HARIANSULTENG.COM – Kasus Qidam Alfariski Mowance turut disinggung Komisi Nasional Hak Asasi Manusia (Komnas HAM) saat membahas pembunuhan Brigadir J oleh Irjen Ferdy Sambo.
Ketua Komnas HAM, Ahmad Taufan Damanik awalnya menerangkan bahwa praktik kekerasan dan penyiksaan menjadi persoalan serius di tubuh Polri.
Padahal di sisi lain, Komnas HAM dan Kapolri telah menjalin MoU agar persoalan tersebut dapat dicegah.
“Saya hampir 5 tahun dan tinggal 3 bulan lagi periode saya. Catatan saya dari tahun ke tahun memang ada persoalan serius di kepolisian, yaitu kekerasan dan penyiksaan. Kami melihat praktik itu belum reda,” ungkap Taufan dikutip dari tayangan YouTube Indonesia Lawyers Club, Sabtu (27/8/2022).
Pria kelahiran 29 Juni 1965 itu kemudian mencontohkan kasus Qidam Alfariski Mowance, seorang pemuda di Kabupaten Poso, Sulawesi Tengah.

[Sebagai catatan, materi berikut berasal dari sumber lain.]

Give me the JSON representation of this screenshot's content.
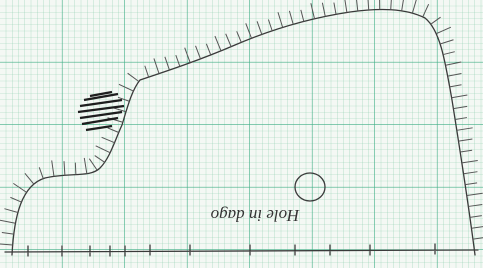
{
  "annotation": "Hole in dago"
}
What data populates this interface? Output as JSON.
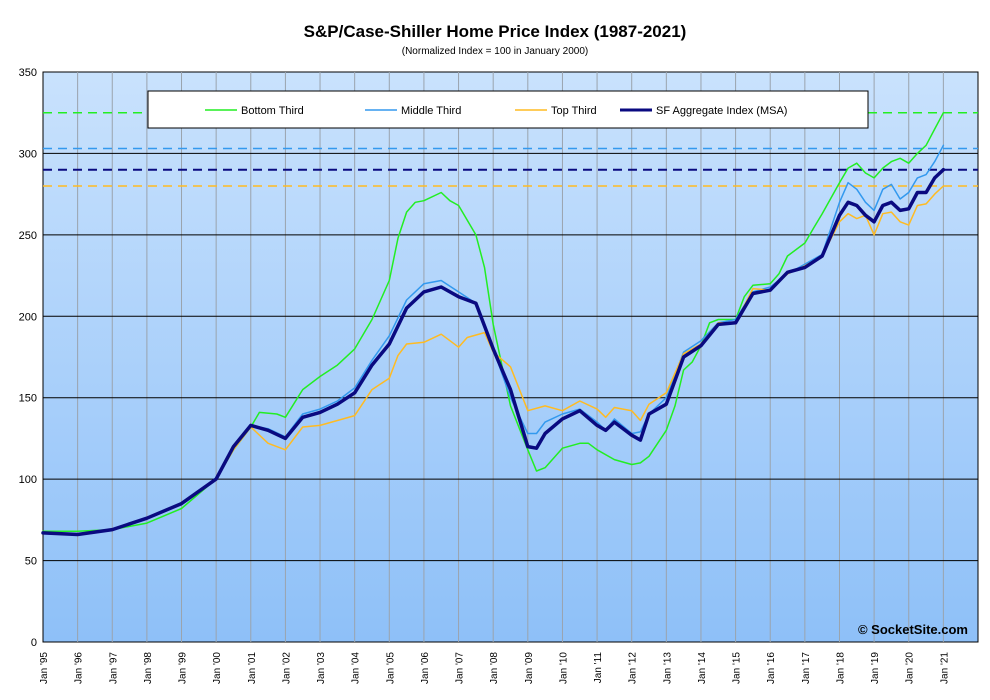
{
  "chart_data": {
    "type": "line",
    "title": "S&P/Case-Shiller Home Price Index (1987-2021)",
    "subtitle": "(Normalized Index = 100 in January 2000)",
    "xlabel": "",
    "ylabel": "",
    "ylim": [
      0,
      350
    ],
    "yticks": [
      0,
      50,
      100,
      150,
      200,
      250,
      300,
      350
    ],
    "xlim": [
      1995.0,
      2022.0
    ],
    "xtick_labels": [
      "Jan '95",
      "Jan '96",
      "Jan '97",
      "Jan '98",
      "Jan '99",
      "Jan '00",
      "Jan '01",
      "Jan '02",
      "Jan '03",
      "Jan '04",
      "Jan '05",
      "Jan '06",
      "Jan '07",
      "Jan '08",
      "Jan '09",
      "Jan '10",
      "Jan '11",
      "Jan '12",
      "Jan '13",
      "Jan '14",
      "Jan '15",
      "Jan '16",
      "Jan '17",
      "Jan '18",
      "Jan '19",
      "Jan '20",
      "Jan '21"
    ],
    "grid": true,
    "legend": "top",
    "watermark": "© SocketSite.com",
    "reference_lines": [
      {
        "series": "Bottom Third",
        "y": 325
      },
      {
        "series": "Middle Third",
        "y": 303
      },
      {
        "series": "SF Aggregate Index (MSA)",
        "y": 290
      },
      {
        "series": "Top Third",
        "y": 280
      }
    ],
    "series": [
      {
        "name": "Bottom Third",
        "color": "#22ee22",
        "width": 1.5,
        "points": [
          [
            1995.0,
            68
          ],
          [
            1996.0,
            68
          ],
          [
            1997.0,
            69
          ],
          [
            1998.0,
            73
          ],
          [
            1999.0,
            82
          ],
          [
            2000.0,
            100
          ],
          [
            2000.5,
            118
          ],
          [
            2001.0,
            132
          ],
          [
            2001.25,
            141
          ],
          [
            2001.75,
            140
          ],
          [
            2002.0,
            138
          ],
          [
            2002.5,
            155
          ],
          [
            2003.0,
            163
          ],
          [
            2003.5,
            170
          ],
          [
            2004.0,
            180
          ],
          [
            2004.5,
            198
          ],
          [
            2005.0,
            222
          ],
          [
            2005.25,
            248
          ],
          [
            2005.5,
            264
          ],
          [
            2005.75,
            270
          ],
          [
            2006.0,
            271
          ],
          [
            2006.5,
            276
          ],
          [
            2006.75,
            271
          ],
          [
            2007.0,
            268
          ],
          [
            2007.5,
            250
          ],
          [
            2007.75,
            230
          ],
          [
            2008.0,
            195
          ],
          [
            2008.5,
            145
          ],
          [
            2009.0,
            118
          ],
          [
            2009.25,
            105
          ],
          [
            2009.5,
            107
          ],
          [
            2010.0,
            119
          ],
          [
            2010.5,
            122
          ],
          [
            2010.75,
            122
          ],
          [
            2011.0,
            118
          ],
          [
            2011.5,
            112
          ],
          [
            2012.0,
            109
          ],
          [
            2012.25,
            110
          ],
          [
            2012.5,
            114
          ],
          [
            2013.0,
            130
          ],
          [
            2013.25,
            145
          ],
          [
            2013.5,
            167
          ],
          [
            2013.75,
            172
          ],
          [
            2014.0,
            182
          ],
          [
            2014.25,
            196
          ],
          [
            2014.5,
            198
          ],
          [
            2015.0,
            198
          ],
          [
            2015.25,
            212
          ],
          [
            2015.5,
            219
          ],
          [
            2016.0,
            220
          ],
          [
            2016.25,
            226
          ],
          [
            2016.5,
            237
          ],
          [
            2017.0,
            245
          ],
          [
            2017.25,
            254
          ],
          [
            2017.5,
            263
          ],
          [
            2018.0,
            282
          ],
          [
            2018.25,
            291
          ],
          [
            2018.5,
            294
          ],
          [
            2018.75,
            288
          ],
          [
            2019.0,
            285
          ],
          [
            2019.25,
            291
          ],
          [
            2019.5,
            295
          ],
          [
            2019.75,
            297
          ],
          [
            2020.0,
            294
          ],
          [
            2020.25,
            300
          ],
          [
            2020.5,
            305
          ],
          [
            2020.75,
            315
          ],
          [
            2021.0,
            325
          ]
        ]
      },
      {
        "name": "Middle Third",
        "color": "#3399ee",
        "width": 1.5,
        "points": [
          [
            1995.0,
            67
          ],
          [
            1996.0,
            66
          ],
          [
            1997.0,
            69
          ],
          [
            1998.0,
            76
          ],
          [
            1999.0,
            85
          ],
          [
            2000.0,
            100
          ],
          [
            2000.5,
            120
          ],
          [
            2001.0,
            133
          ],
          [
            2001.5,
            131
          ],
          [
            2002.0,
            126
          ],
          [
            2002.5,
            140
          ],
          [
            2003.0,
            143
          ],
          [
            2003.5,
            148
          ],
          [
            2004.0,
            156
          ],
          [
            2004.5,
            173
          ],
          [
            2005.0,
            188
          ],
          [
            2005.5,
            210
          ],
          [
            2006.0,
            220
          ],
          [
            2006.5,
            222
          ],
          [
            2007.0,
            215
          ],
          [
            2007.5,
            208
          ],
          [
            2008.0,
            180
          ],
          [
            2008.5,
            150
          ],
          [
            2009.0,
            128
          ],
          [
            2009.25,
            128
          ],
          [
            2009.5,
            135
          ],
          [
            2010.0,
            140
          ],
          [
            2010.5,
            143
          ],
          [
            2011.0,
            135
          ],
          [
            2011.25,
            130
          ],
          [
            2011.5,
            137
          ],
          [
            2012.0,
            128
          ],
          [
            2012.25,
            129
          ],
          [
            2012.5,
            140
          ],
          [
            2013.0,
            150
          ],
          [
            2013.5,
            178
          ],
          [
            2014.0,
            185
          ],
          [
            2014.5,
            196
          ],
          [
            2015.0,
            198
          ],
          [
            2015.5,
            215
          ],
          [
            2016.0,
            218
          ],
          [
            2016.5,
            226
          ],
          [
            2017.0,
            232
          ],
          [
            2017.5,
            238
          ],
          [
            2018.0,
            270
          ],
          [
            2018.25,
            282
          ],
          [
            2018.5,
            278
          ],
          [
            2018.75,
            270
          ],
          [
            2019.0,
            265
          ],
          [
            2019.25,
            278
          ],
          [
            2019.5,
            281
          ],
          [
            2019.75,
            272
          ],
          [
            2020.0,
            276
          ],
          [
            2020.25,
            285
          ],
          [
            2020.5,
            287
          ],
          [
            2020.75,
            295
          ],
          [
            2021.0,
            305
          ]
        ]
      },
      {
        "name": "Top Third",
        "color": "#ffbb22",
        "width": 1.5,
        "points": [
          [
            1995.0,
            67
          ],
          [
            1996.0,
            66
          ],
          [
            1997.0,
            69
          ],
          [
            1998.0,
            76
          ],
          [
            1999.0,
            85
          ],
          [
            2000.0,
            100
          ],
          [
            2000.5,
            118
          ],
          [
            2001.0,
            132
          ],
          [
            2001.5,
            122
          ],
          [
            2002.0,
            118
          ],
          [
            2002.5,
            132
          ],
          [
            2003.0,
            133
          ],
          [
            2003.5,
            136
          ],
          [
            2004.0,
            139
          ],
          [
            2004.5,
            155
          ],
          [
            2005.0,
            162
          ],
          [
            2005.25,
            176
          ],
          [
            2005.5,
            183
          ],
          [
            2006.0,
            184
          ],
          [
            2006.5,
            189
          ],
          [
            2007.0,
            181
          ],
          [
            2007.25,
            187
          ],
          [
            2007.75,
            190
          ],
          [
            2008.0,
            178
          ],
          [
            2008.5,
            169
          ],
          [
            2009.0,
            142
          ],
          [
            2009.5,
            145
          ],
          [
            2010.0,
            142
          ],
          [
            2010.5,
            148
          ],
          [
            2011.0,
            143
          ],
          [
            2011.25,
            138
          ],
          [
            2011.5,
            144
          ],
          [
            2012.0,
            142
          ],
          [
            2012.25,
            136
          ],
          [
            2012.5,
            146
          ],
          [
            2013.0,
            153
          ],
          [
            2013.5,
            177
          ],
          [
            2014.0,
            183
          ],
          [
            2014.5,
            196
          ],
          [
            2015.0,
            196
          ],
          [
            2015.5,
            217
          ],
          [
            2016.0,
            216
          ],
          [
            2016.5,
            226
          ],
          [
            2017.0,
            231
          ],
          [
            2017.5,
            237
          ],
          [
            2018.0,
            258
          ],
          [
            2018.25,
            263
          ],
          [
            2018.5,
            260
          ],
          [
            2018.75,
            262
          ],
          [
            2019.0,
            250
          ],
          [
            2019.25,
            263
          ],
          [
            2019.5,
            264
          ],
          [
            2019.75,
            258
          ],
          [
            2020.0,
            256
          ],
          [
            2020.25,
            268
          ],
          [
            2020.5,
            269
          ],
          [
            2020.75,
            275
          ],
          [
            2021.0,
            280
          ]
        ]
      },
      {
        "name": "SF Aggregate Index (MSA)",
        "color": "#0a0a80",
        "width": 3.5,
        "points": [
          [
            1995.0,
            67
          ],
          [
            1996.0,
            66
          ],
          [
            1997.0,
            69
          ],
          [
            1998.0,
            76
          ],
          [
            1999.0,
            85
          ],
          [
            2000.0,
            100
          ],
          [
            2000.5,
            120
          ],
          [
            2001.0,
            133
          ],
          [
            2001.5,
            130
          ],
          [
            2002.0,
            125
          ],
          [
            2002.5,
            138
          ],
          [
            2003.0,
            141
          ],
          [
            2003.5,
            146
          ],
          [
            2004.0,
            153
          ],
          [
            2004.5,
            170
          ],
          [
            2005.0,
            183
          ],
          [
            2005.5,
            205
          ],
          [
            2006.0,
            215
          ],
          [
            2006.5,
            218
          ],
          [
            2007.0,
            212
          ],
          [
            2007.5,
            208
          ],
          [
            2008.0,
            180
          ],
          [
            2008.5,
            155
          ],
          [
            2009.0,
            120
          ],
          [
            2009.25,
            119
          ],
          [
            2009.5,
            128
          ],
          [
            2010.0,
            137
          ],
          [
            2010.5,
            142
          ],
          [
            2011.0,
            133
          ],
          [
            2011.25,
            130
          ],
          [
            2011.5,
            135
          ],
          [
            2012.0,
            127
          ],
          [
            2012.25,
            124
          ],
          [
            2012.5,
            140
          ],
          [
            2013.0,
            146
          ],
          [
            2013.5,
            175
          ],
          [
            2014.0,
            182
          ],
          [
            2014.5,
            195
          ],
          [
            2015.0,
            196
          ],
          [
            2015.5,
            214
          ],
          [
            2016.0,
            216
          ],
          [
            2016.5,
            227
          ],
          [
            2017.0,
            230
          ],
          [
            2017.5,
            237
          ],
          [
            2018.0,
            262
          ],
          [
            2018.25,
            270
          ],
          [
            2018.5,
            268
          ],
          [
            2018.75,
            262
          ],
          [
            2019.0,
            258
          ],
          [
            2019.25,
            268
          ],
          [
            2019.5,
            270
          ],
          [
            2019.75,
            265
          ],
          [
            2020.0,
            266
          ],
          [
            2020.25,
            276
          ],
          [
            2020.5,
            276
          ],
          [
            2020.75,
            285
          ],
          [
            2021.0,
            290
          ]
        ]
      }
    ]
  }
}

Qidam tewas tertembak karena diduga sebagai teroris saat melintas di belakang Polsek Poso Pesisir Utara pada April 2020.
Sebab, Poso dan sekitarnya saat itu dan hingga kini menjadi wilayah operasi perburuan kelompok teroris Mujahidin Indonesia Timur (MIT).
Namun dalam investigasinya, Komnas HAM menemukan bahwa Qidam disiksa terlebih dahulu sebelum ditembak.
Kesimpulan itu diambil setelah Komnas HAM menemukan adanya luka sayatan di sekujur tubuh korban.
“Dua tahun lalu ada peristiwa di Sulteng, namanya Qidam. Diduga sebagai teroris kemudian ditembak. Investigasi kami tidak begitu kejadiannya. Yang terjadi ada penyiksaan dulu baru ditembak, tapi tidak ada tindak lanjutnya,” terang Taufan.
Selain Qidam, kejadian serupa juga dialami dua warga ketika menjalankan aktivitas di kebun.
“Masih ada lagi dua, orang desa yang sedang ke ladang. Mungkin karena agak remang-remang, petugas menganggap jangan-jangan ini anak buah Ali Kalora (teroris). Jadi ditembak mati. Nggak ada penyelesaiannya, walaupun sudah ada laporan Komnas HAM,” ujar Taufan. (Arm)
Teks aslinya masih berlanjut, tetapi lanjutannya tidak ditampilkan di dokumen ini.